Hundreds of shanties were gutted after a massive fire broke out at the Rohingya refugee camp in southern Bangladesh Monday, according to eyewitnesses and authorities.
"We got the report of fire and we responded to the incident. We are trying to control the blaze," Mohammad Shamsud Douza, additional commissioner of the Refugee Relief and Repatriation Commission, told Anadolu Agency (AA). Meanwhile, eyewitnesses at the camp in Cox's Bazar said the fire started at around 3.30 p.m. local time (10.30 a.m. GMT) and is still burning.
"More than 700 tents have been gutted, while the fire has gone almost out of control," Mayyu Khan, Rohingya youth leader, told AA.
Video shot by a resident showed a blaze ripping through the Balukhali camp in Cox's Bazar, with people scrambling to recover their possessions amid burning shanties and tents.

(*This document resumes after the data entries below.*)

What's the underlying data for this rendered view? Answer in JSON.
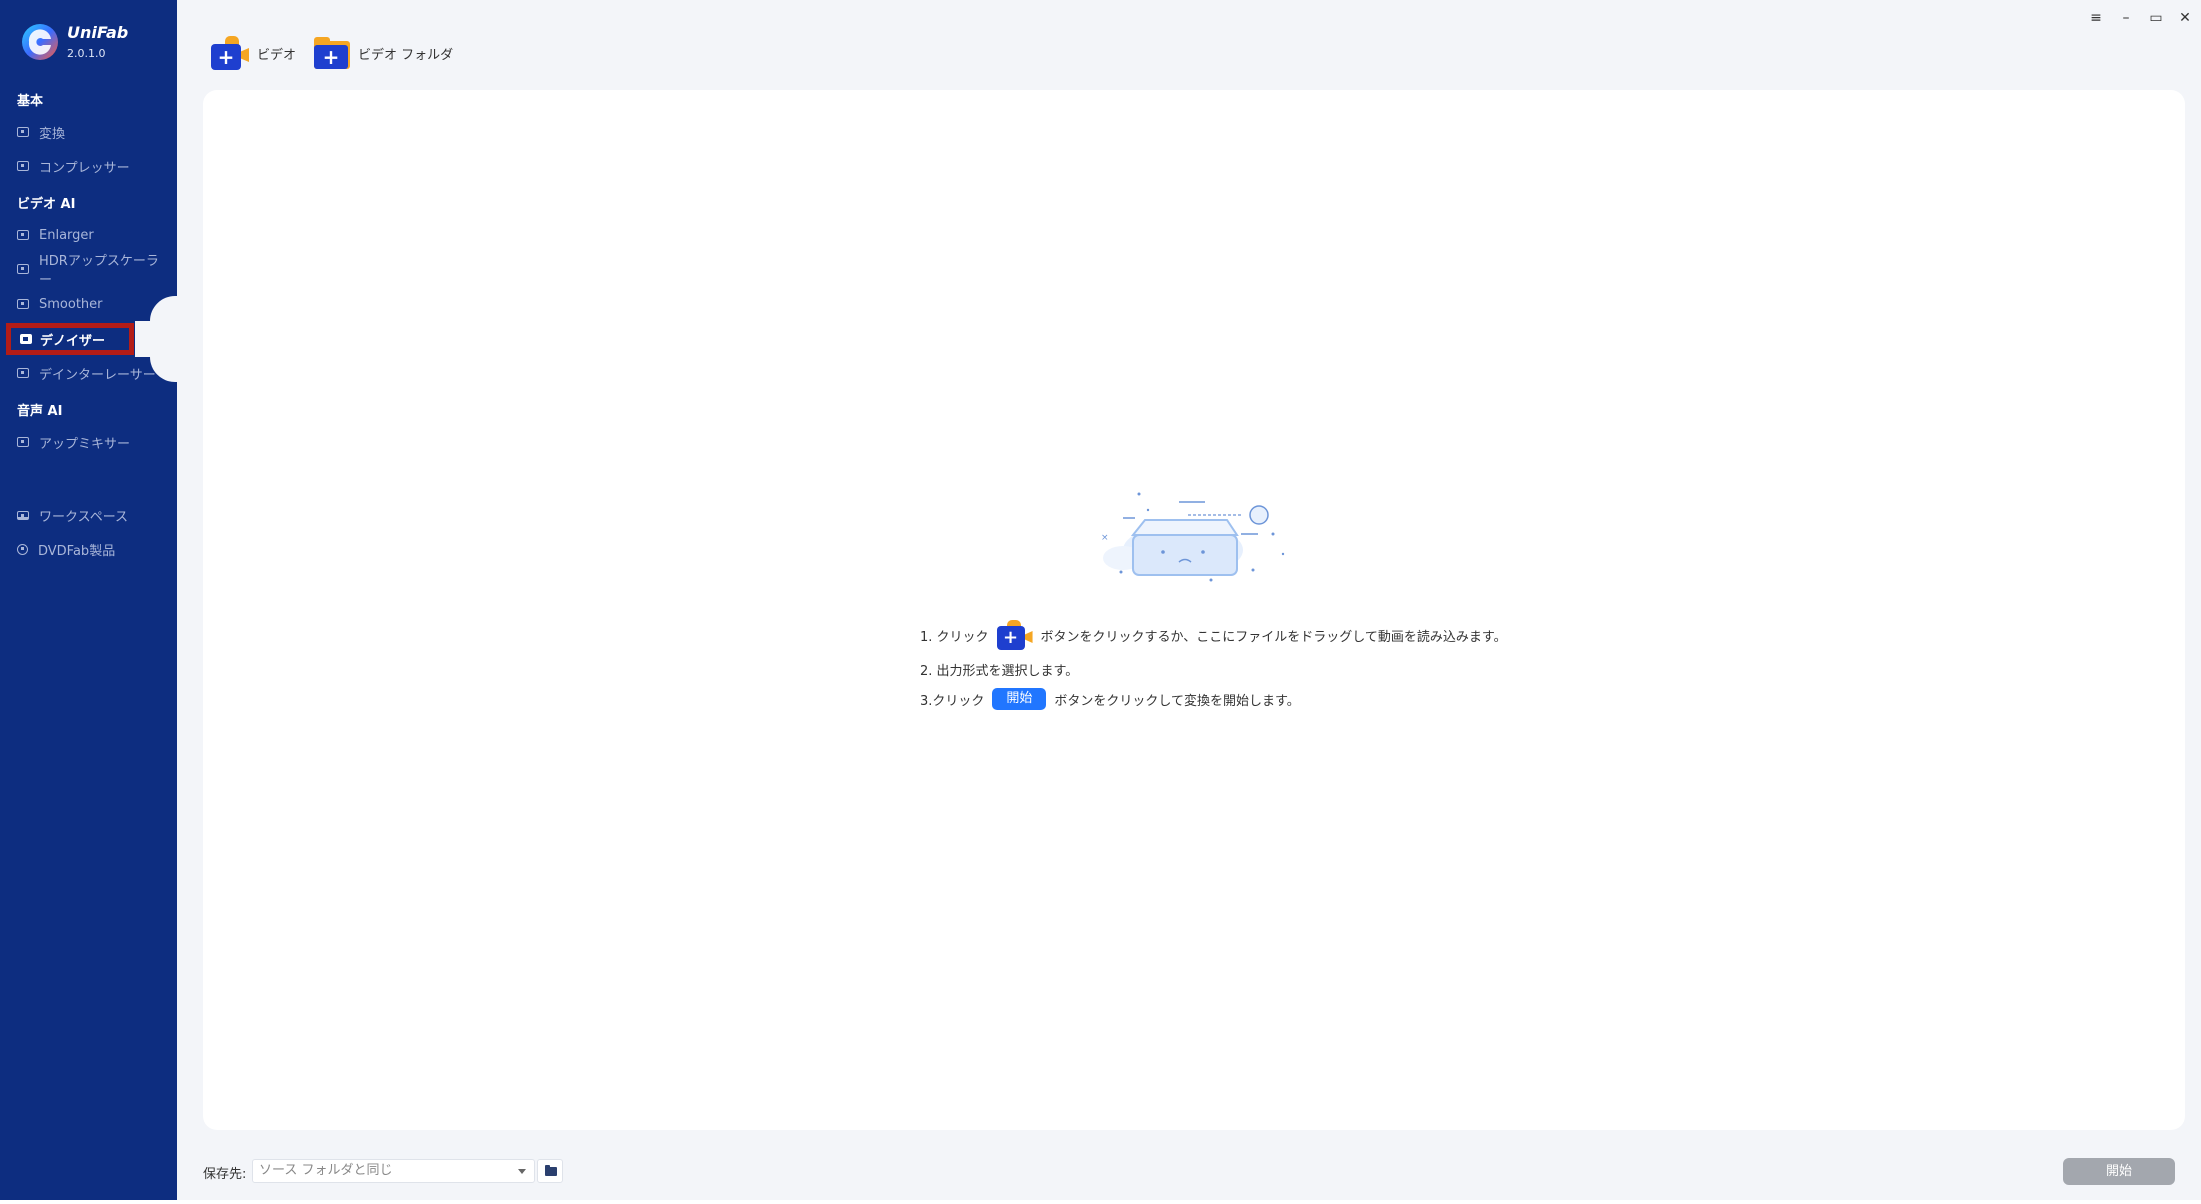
{
  "app": {
    "name": "UniFab",
    "version": "2.0.1.0"
  },
  "sidebar": {
    "sections": [
      {
        "title": "基本",
        "items": [
          {
            "label": "変換",
            "icon": "play-icon"
          },
          {
            "label": "コンプレッサー",
            "icon": "compress-icon"
          }
        ]
      },
      {
        "title": "ビデオ AI",
        "items": [
          {
            "label": "Enlarger",
            "icon": "enlarge-icon"
          },
          {
            "label": "HDRアップスケーラー",
            "icon": "hdr-icon"
          },
          {
            "label": "Smoother",
            "icon": "smoother-icon"
          },
          {
            "label": "デノイザー",
            "icon": "denoise-icon",
            "active": true
          },
          {
            "label": "デインターレーサー",
            "icon": "deinterlace-icon"
          }
        ]
      },
      {
        "title": "音声 AI",
        "items": [
          {
            "label": "アップミキサー",
            "icon": "upmix-icon"
          }
        ]
      }
    ],
    "bottom_items": [
      {
        "label": "ワークスペース",
        "icon": "monitor-icon"
      },
      {
        "label": "DVDFab製品",
        "icon": "dvdfab-icon"
      }
    ]
  },
  "toolbar": {
    "add_video_label": "ビデオ",
    "add_folder_label": "ビデオ フォルダ"
  },
  "instructions": {
    "step1_prefix": "1. クリック",
    "step1_suffix": "ボタンをクリックするか、ここにファイルをドラッグして動画を読み込みます。",
    "step2": "2. 出力形式を選択します。",
    "step3_prefix": "3.クリック",
    "step3_button": "開始",
    "step3_suffix": "ボタンをクリックして変換を開始します。"
  },
  "footer": {
    "save_label": "保存先:",
    "save_value": "ソース フォルダと同じ",
    "start_label": "開始"
  },
  "colors": {
    "sidebar_bg": "#0d2d80",
    "accent_blue": "#1e3fcf",
    "accent_orange": "#f5a623",
    "start_inline": "#2176ff",
    "start_disabled": "#a3a7ae",
    "highlight_border": "#b31c17"
  }
}
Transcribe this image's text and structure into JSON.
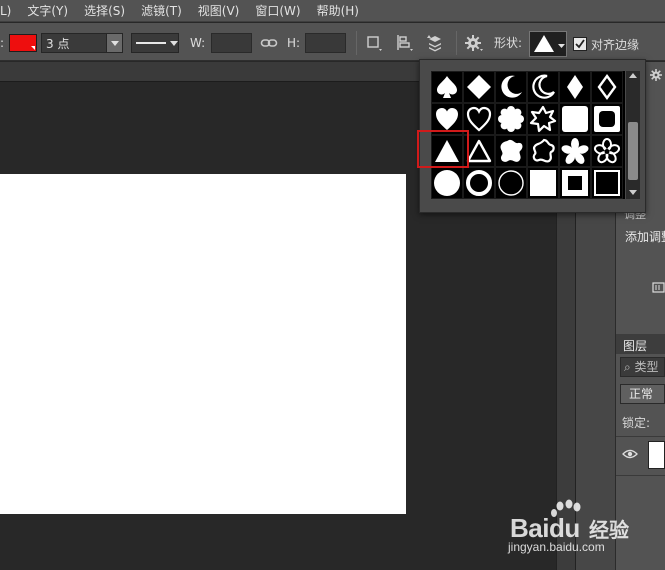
{
  "menubar": {
    "items": [
      "L)",
      "文字(Y)",
      "选择(S)",
      "滤镜(T)",
      "视图(V)",
      "窗口(W)",
      "帮助(H)"
    ]
  },
  "options": {
    "fill_label": ":",
    "fill_color": "#ee0e0e",
    "stroke_width": "3 点",
    "w_label": "W:",
    "h_label": "H:",
    "shape_label": "形状:",
    "align_edges_label": "对齐边缘",
    "align_edges_checked": true
  },
  "shape_picker": {
    "shapes": [
      "spade",
      "diamond-filled",
      "crescent-filled",
      "crescent-outline",
      "diamond-tall",
      "diamond-outline",
      "heart-filled",
      "heart-outline",
      "flower-8",
      "star-burst-outline",
      "square-filled",
      "rounded-square-outline",
      "triangle-filled",
      "triangle-outline",
      "blob-filled",
      "blob-outline",
      "star-5-rounded",
      "flower-5-outline",
      "circle-filled",
      "circle-ring-thick",
      "circle-ring-thin",
      "square-white",
      "square-frame",
      "square-dark"
    ],
    "selected_index": 12
  },
  "panels": {
    "adjust_tab": "调整",
    "add_adjust": "添加调整",
    "layers_tab": "图层",
    "filter_placeholder": "类型",
    "blend_mode": "正常",
    "lock_label": "锁定:"
  },
  "watermark": {
    "brand": "Bai",
    "brand2": "du",
    "cn": "经验",
    "url": "jingyan.baidu.com"
  }
}
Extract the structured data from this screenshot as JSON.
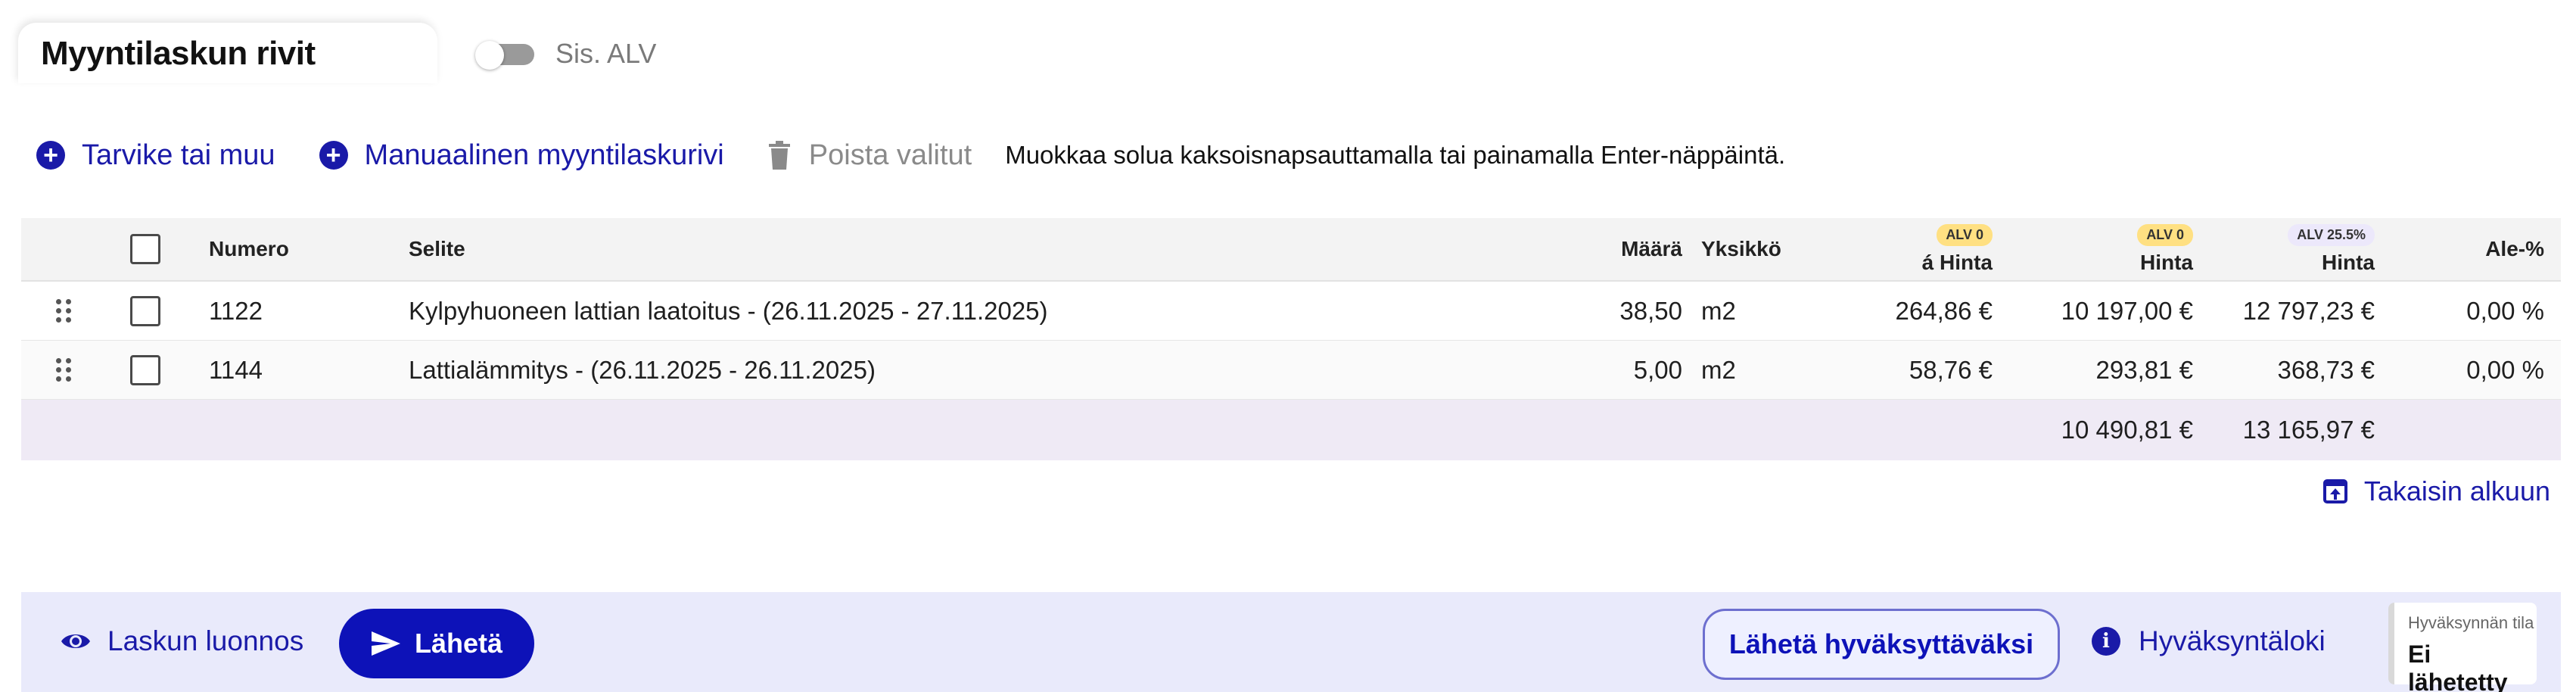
{
  "header": {
    "title": "Myyntilaskun rivit",
    "vat_toggle_label": "Sis. ALV",
    "vat_toggle_on": false
  },
  "toolbar": {
    "add_item_label": "Tarvike tai muu",
    "add_manual_label": "Manuaalinen myyntilaskurivi",
    "delete_selected_label": "Poista valitut",
    "hint": "Muokkaa solua kaksoisnapsauttamalla tai painamalla Enter-näppäintä."
  },
  "table": {
    "columns": {
      "number": "Numero",
      "description": "Selite",
      "quantity": "Määrä",
      "unit": "Yksikkö",
      "unit_price_badge": "ALV 0",
      "unit_price": "á Hinta",
      "price_badge": "ALV 0",
      "price": "Hinta",
      "price_vat_badge": "ALV 25.5%",
      "price_vat": "Hinta",
      "discount": "Ale-%"
    },
    "rows": [
      {
        "number": "1122",
        "description": "Kylpyhuoneen lattian laatoitus - (26.11.2025 - 27.11.2025)",
        "quantity": "38,50",
        "unit": "m2",
        "unit_price": "264,86 €",
        "price": "10 197,00 €",
        "price_vat": "12 797,23 €",
        "discount": "0,00 %"
      },
      {
        "number": "1144",
        "description": "Lattialämmitys - (26.11.2025 - 26.11.2025)",
        "quantity": "5,00",
        "unit": "m2",
        "unit_price": "58,76 €",
        "price": "293,81 €",
        "price_vat": "368,73 €",
        "discount": "0,00 %"
      }
    ],
    "totals": {
      "price": "10 490,81 €",
      "price_vat": "13 165,97 €"
    }
  },
  "back_to_top_label": "Takaisin alkuun",
  "footer": {
    "preview_label": "Laskun luonnos",
    "send_label": "Lähetä",
    "send_for_approval_label": "Lähetä hyväksyttäväksi",
    "approval_log_label": "Hyväksyntäloki",
    "approval_status_label": "Hyväksynnän tila",
    "approval_status_value": "Ei lähetetty"
  },
  "colors": {
    "accent": "#1a1aa8",
    "primary_button": "#0d12b8",
    "footer_bg": "#e9eafb",
    "totals_row_bg": "#efeaf5",
    "badge_vat0": "#ffe082",
    "badge_vat": "#ece8fb"
  }
}
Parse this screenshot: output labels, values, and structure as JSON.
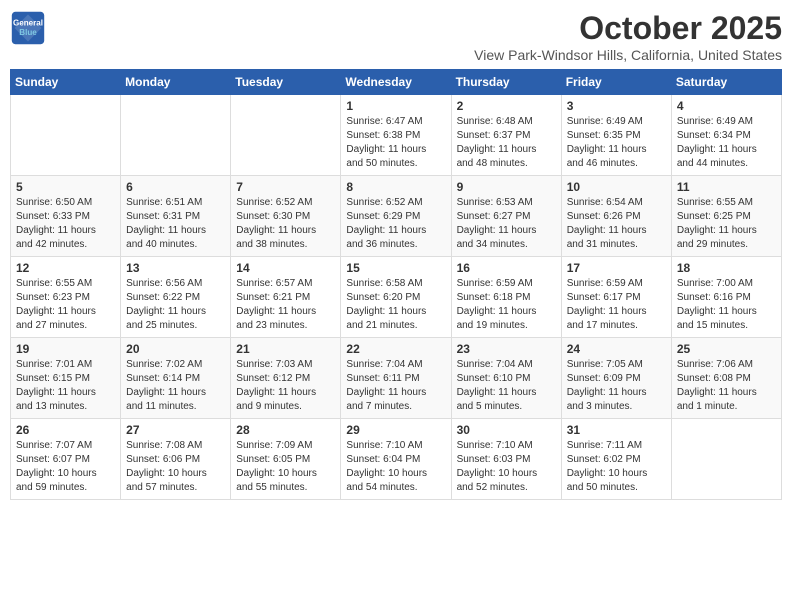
{
  "header": {
    "logo_line1": "General",
    "logo_line2": "Blue",
    "month": "October 2025",
    "location": "View Park-Windsor Hills, California, United States"
  },
  "weekdays": [
    "Sunday",
    "Monday",
    "Tuesday",
    "Wednesday",
    "Thursday",
    "Friday",
    "Saturday"
  ],
  "weeks": [
    [
      {
        "day": "",
        "info": ""
      },
      {
        "day": "",
        "info": ""
      },
      {
        "day": "",
        "info": ""
      },
      {
        "day": "1",
        "info": "Sunrise: 6:47 AM\nSunset: 6:38 PM\nDaylight: 11 hours\nand 50 minutes."
      },
      {
        "day": "2",
        "info": "Sunrise: 6:48 AM\nSunset: 6:37 PM\nDaylight: 11 hours\nand 48 minutes."
      },
      {
        "day": "3",
        "info": "Sunrise: 6:49 AM\nSunset: 6:35 PM\nDaylight: 11 hours\nand 46 minutes."
      },
      {
        "day": "4",
        "info": "Sunrise: 6:49 AM\nSunset: 6:34 PM\nDaylight: 11 hours\nand 44 minutes."
      }
    ],
    [
      {
        "day": "5",
        "info": "Sunrise: 6:50 AM\nSunset: 6:33 PM\nDaylight: 11 hours\nand 42 minutes."
      },
      {
        "day": "6",
        "info": "Sunrise: 6:51 AM\nSunset: 6:31 PM\nDaylight: 11 hours\nand 40 minutes."
      },
      {
        "day": "7",
        "info": "Sunrise: 6:52 AM\nSunset: 6:30 PM\nDaylight: 11 hours\nand 38 minutes."
      },
      {
        "day": "8",
        "info": "Sunrise: 6:52 AM\nSunset: 6:29 PM\nDaylight: 11 hours\nand 36 minutes."
      },
      {
        "day": "9",
        "info": "Sunrise: 6:53 AM\nSunset: 6:27 PM\nDaylight: 11 hours\nand 34 minutes."
      },
      {
        "day": "10",
        "info": "Sunrise: 6:54 AM\nSunset: 6:26 PM\nDaylight: 11 hours\nand 31 minutes."
      },
      {
        "day": "11",
        "info": "Sunrise: 6:55 AM\nSunset: 6:25 PM\nDaylight: 11 hours\nand 29 minutes."
      }
    ],
    [
      {
        "day": "12",
        "info": "Sunrise: 6:55 AM\nSunset: 6:23 PM\nDaylight: 11 hours\nand 27 minutes."
      },
      {
        "day": "13",
        "info": "Sunrise: 6:56 AM\nSunset: 6:22 PM\nDaylight: 11 hours\nand 25 minutes."
      },
      {
        "day": "14",
        "info": "Sunrise: 6:57 AM\nSunset: 6:21 PM\nDaylight: 11 hours\nand 23 minutes."
      },
      {
        "day": "15",
        "info": "Sunrise: 6:58 AM\nSunset: 6:20 PM\nDaylight: 11 hours\nand 21 minutes."
      },
      {
        "day": "16",
        "info": "Sunrise: 6:59 AM\nSunset: 6:18 PM\nDaylight: 11 hours\nand 19 minutes."
      },
      {
        "day": "17",
        "info": "Sunrise: 6:59 AM\nSunset: 6:17 PM\nDaylight: 11 hours\nand 17 minutes."
      },
      {
        "day": "18",
        "info": "Sunrise: 7:00 AM\nSunset: 6:16 PM\nDaylight: 11 hours\nand 15 minutes."
      }
    ],
    [
      {
        "day": "19",
        "info": "Sunrise: 7:01 AM\nSunset: 6:15 PM\nDaylight: 11 hours\nand 13 minutes."
      },
      {
        "day": "20",
        "info": "Sunrise: 7:02 AM\nSunset: 6:14 PM\nDaylight: 11 hours\nand 11 minutes."
      },
      {
        "day": "21",
        "info": "Sunrise: 7:03 AM\nSunset: 6:12 PM\nDaylight: 11 hours\nand 9 minutes."
      },
      {
        "day": "22",
        "info": "Sunrise: 7:04 AM\nSunset: 6:11 PM\nDaylight: 11 hours\nand 7 minutes."
      },
      {
        "day": "23",
        "info": "Sunrise: 7:04 AM\nSunset: 6:10 PM\nDaylight: 11 hours\nand 5 minutes."
      },
      {
        "day": "24",
        "info": "Sunrise: 7:05 AM\nSunset: 6:09 PM\nDaylight: 11 hours\nand 3 minutes."
      },
      {
        "day": "25",
        "info": "Sunrise: 7:06 AM\nSunset: 6:08 PM\nDaylight: 11 hours\nand 1 minute."
      }
    ],
    [
      {
        "day": "26",
        "info": "Sunrise: 7:07 AM\nSunset: 6:07 PM\nDaylight: 10 hours\nand 59 minutes."
      },
      {
        "day": "27",
        "info": "Sunrise: 7:08 AM\nSunset: 6:06 PM\nDaylight: 10 hours\nand 57 minutes."
      },
      {
        "day": "28",
        "info": "Sunrise: 7:09 AM\nSunset: 6:05 PM\nDaylight: 10 hours\nand 55 minutes."
      },
      {
        "day": "29",
        "info": "Sunrise: 7:10 AM\nSunset: 6:04 PM\nDaylight: 10 hours\nand 54 minutes."
      },
      {
        "day": "30",
        "info": "Sunrise: 7:10 AM\nSunset: 6:03 PM\nDaylight: 10 hours\nand 52 minutes."
      },
      {
        "day": "31",
        "info": "Sunrise: 7:11 AM\nSunset: 6:02 PM\nDaylight: 10 hours\nand 50 minutes."
      },
      {
        "day": "",
        "info": ""
      }
    ]
  ]
}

"Fire services, rescue and response teams and volunteers are at the scene to try to control the fire and prevent it spreading further," said Louise Donovan, spokesperson for U.N. refugee agency UNHCR in Cox's Bazar, where refugees live in ramshackle huts.
Rohingya refugees in the camps said many homes were burned down and several people had died, but neither the authorities nor UNHCR confirmed there were any deaths. More than a million Rohingya live in the mainland camps in southern Bangladesh, the vast majority having fled Myanmar in 2017 from a military-led crackdown that U.N investigators said was executed with "genocidal intent", charges Myanmar denies.
"The fire spread so quickly that before we understood what happened, it caught our house. People were screaming and running here and there. Children were also running... crying for their family," said Tayeba Begum, a Save the Children volunteer who witnessed the fire.
A Rohingya leader in Cox's Bazar, a sliver of land bordering Myanmar in southeastern Bangladesh, said he saw several dead bodies.
"Thousand of huts were totally burned down," Mohammed Nowkhim told Reuters.
Another large blaze tore through the camp in January, destroying homes but causing no casualties.
The risk of fire in the densely populated camps is high, and Monday's blaze was the largest yet, said Onno Van Manen, Country Director of Save the Children in Bangladesh.
"It is another devastating blow to the Rohingya refugees who live here. Just a couple of days ago we lost one of our health facilities in another fire," he said.
The UNHCR said humanitarian partners had mobilized hundreds of volunteers from nearby camps for the support operation, as well as fire safety vehicles and equipment.
"So far the fire has affected shelters, health centers, distribution points and other facilities," spokeswoman Donovan said.